BRASÍLIA – Os desastres climáticos que ocorrem em todo o mundo – inclusive as inundações sem precedentes no Brasil, África e China, vagas de calor na Ásia e no Médio Oriente e secas persistentes na Europa e na América Latina – mostram que o planeta atravessa um momento crítico. Felizmente, ainda podemos aproveitar a oportunidade para redefinir os nossos paradigmas de desenvolvimento económico e social. Além de preservar e recuperar as nossas florestas, temos de acabar com a nossa dependência dos combustíveis fósseis e acolher as energias renováveis.
Com o conhecimento ancestral e respeito pela natureza que possuem, os povos indígenas são um recurso inestimável para enfrentar este desafio. Apesar de constituirmos apenas 5% da população mundial, as nossas terras preservam mais de 80% da biodiversidade do mundo. Sabemos que, quando os seres humanos tentam dominar a natureza, a natureza reage sempre. As atuais tragédias climáticas refletem essa dinâmica. Mostram o porquê de termos de transcender as nossas experiências individuais para alcançarmos um estado de consciência mais elevado em relação à natureza.
Para isso, nós, no Brasil, estamos empenhados em combater a desflorestação e avançar na demarcação, proteção e gestão ambiental dos territórios indígenas. Medidas como essas são determinantes para preservar a biodiversidade, limitar as emissões de dióxido de carbono e evitar o ponto de não retorno para biomas essenciais como a Amazónia. O Brasil também está a concentrar-se na energia que produzimos e consumimos, um desafio que envolve debates complexos e obriga a escolhas difíceis.
Mas as alterações climáticas são uma crise mundial. Os modelos económicos insustentáveis baseados na energia de combustíveis fósseis afetam desproporcionadamente as populações mais vulneráveis. Ao abandonarmos modelos de desenvolvimento desatualizados baseados na destruição da natureza, podemos embarcar num caminho que não só é apenas mais sustentável, como também é mais justo.
Apesar dos perigos evidentes que os combustíveis fósseis representam, investimentos significativos nestas fontes de energia continuam a não ser postos em causa. Uma justificação comum é que a queima de combustíveis fósseis gera benefícios económicos, mas a indústria petrolífera condensa fortemente os rendimentos, produzindo ganhos substanciais apenas para alguns, e externalidades negativas – sobretudo poluição, corrupção e deslocação – para muitos.

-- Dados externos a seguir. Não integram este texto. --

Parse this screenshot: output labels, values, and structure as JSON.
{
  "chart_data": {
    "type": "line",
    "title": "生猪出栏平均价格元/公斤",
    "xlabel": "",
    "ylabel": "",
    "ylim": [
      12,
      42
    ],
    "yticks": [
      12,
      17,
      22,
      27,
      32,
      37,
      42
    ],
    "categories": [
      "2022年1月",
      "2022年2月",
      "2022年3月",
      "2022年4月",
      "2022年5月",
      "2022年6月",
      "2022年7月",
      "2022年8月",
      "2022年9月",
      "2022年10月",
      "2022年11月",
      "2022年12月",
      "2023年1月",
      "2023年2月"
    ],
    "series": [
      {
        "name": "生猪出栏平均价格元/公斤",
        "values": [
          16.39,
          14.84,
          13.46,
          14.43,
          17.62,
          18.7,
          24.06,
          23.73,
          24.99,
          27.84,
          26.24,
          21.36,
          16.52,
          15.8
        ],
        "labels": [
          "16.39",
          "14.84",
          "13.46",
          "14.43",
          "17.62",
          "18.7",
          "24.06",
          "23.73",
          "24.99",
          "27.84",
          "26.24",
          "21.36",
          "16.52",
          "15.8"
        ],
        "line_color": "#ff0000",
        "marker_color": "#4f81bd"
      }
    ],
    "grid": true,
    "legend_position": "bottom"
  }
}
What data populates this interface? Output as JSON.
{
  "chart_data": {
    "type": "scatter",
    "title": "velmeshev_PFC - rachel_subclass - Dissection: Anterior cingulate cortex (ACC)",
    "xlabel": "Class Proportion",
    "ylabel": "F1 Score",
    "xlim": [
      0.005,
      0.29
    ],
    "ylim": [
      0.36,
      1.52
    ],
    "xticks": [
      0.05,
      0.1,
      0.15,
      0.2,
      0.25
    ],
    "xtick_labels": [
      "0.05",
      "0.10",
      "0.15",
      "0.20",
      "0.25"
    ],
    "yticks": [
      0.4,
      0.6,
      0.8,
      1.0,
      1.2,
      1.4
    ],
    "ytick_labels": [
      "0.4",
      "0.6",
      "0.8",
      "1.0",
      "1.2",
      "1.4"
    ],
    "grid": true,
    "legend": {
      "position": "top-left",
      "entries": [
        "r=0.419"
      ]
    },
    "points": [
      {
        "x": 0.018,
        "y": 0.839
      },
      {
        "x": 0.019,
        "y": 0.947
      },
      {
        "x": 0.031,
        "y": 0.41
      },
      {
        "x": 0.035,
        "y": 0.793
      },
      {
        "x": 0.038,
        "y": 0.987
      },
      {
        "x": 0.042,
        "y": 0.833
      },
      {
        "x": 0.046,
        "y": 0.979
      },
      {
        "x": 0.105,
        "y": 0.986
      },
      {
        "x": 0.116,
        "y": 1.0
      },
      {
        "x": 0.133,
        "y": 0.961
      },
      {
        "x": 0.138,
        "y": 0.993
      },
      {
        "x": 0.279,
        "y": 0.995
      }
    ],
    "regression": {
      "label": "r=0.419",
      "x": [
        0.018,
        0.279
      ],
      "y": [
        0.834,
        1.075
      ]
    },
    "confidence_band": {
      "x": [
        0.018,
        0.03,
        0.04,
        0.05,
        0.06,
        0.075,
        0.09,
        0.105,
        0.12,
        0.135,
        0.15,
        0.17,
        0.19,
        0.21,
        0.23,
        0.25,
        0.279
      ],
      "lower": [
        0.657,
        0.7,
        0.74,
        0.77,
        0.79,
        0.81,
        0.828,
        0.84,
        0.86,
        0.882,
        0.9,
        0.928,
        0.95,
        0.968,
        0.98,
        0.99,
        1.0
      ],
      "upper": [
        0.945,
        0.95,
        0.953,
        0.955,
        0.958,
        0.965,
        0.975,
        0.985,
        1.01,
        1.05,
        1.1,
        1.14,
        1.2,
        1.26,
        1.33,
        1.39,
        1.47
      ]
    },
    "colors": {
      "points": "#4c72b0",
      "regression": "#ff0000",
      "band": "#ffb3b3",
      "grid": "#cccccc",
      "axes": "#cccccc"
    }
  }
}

No entanto, os custos humanos, financeiros e ambientais da nossa fixação pelos combustíveis fósseis são cada vez mais nítidos. Vejamos o exemplo das recentes inundações catastróficas no Rio Grande do Sul, Brasil, que mataram centenas de pessoas e desalojaram muitas mais; ou a seca sem precedentes que deixou milhares sem água e comida na Amazónia, onde se encontra a maior bacia hidrográfica do planeta; ou os incêndios no Pantanal, a maior zona húmida do mundo. Enquanto milhares de milhões de dólares dos contribuintes são gastos no apoio à recuperação deste tipo de catástrofes, outros tantos milhares de milhões continuam a subsidiar a indústria de combustíveis fósseis e os seus acionistas.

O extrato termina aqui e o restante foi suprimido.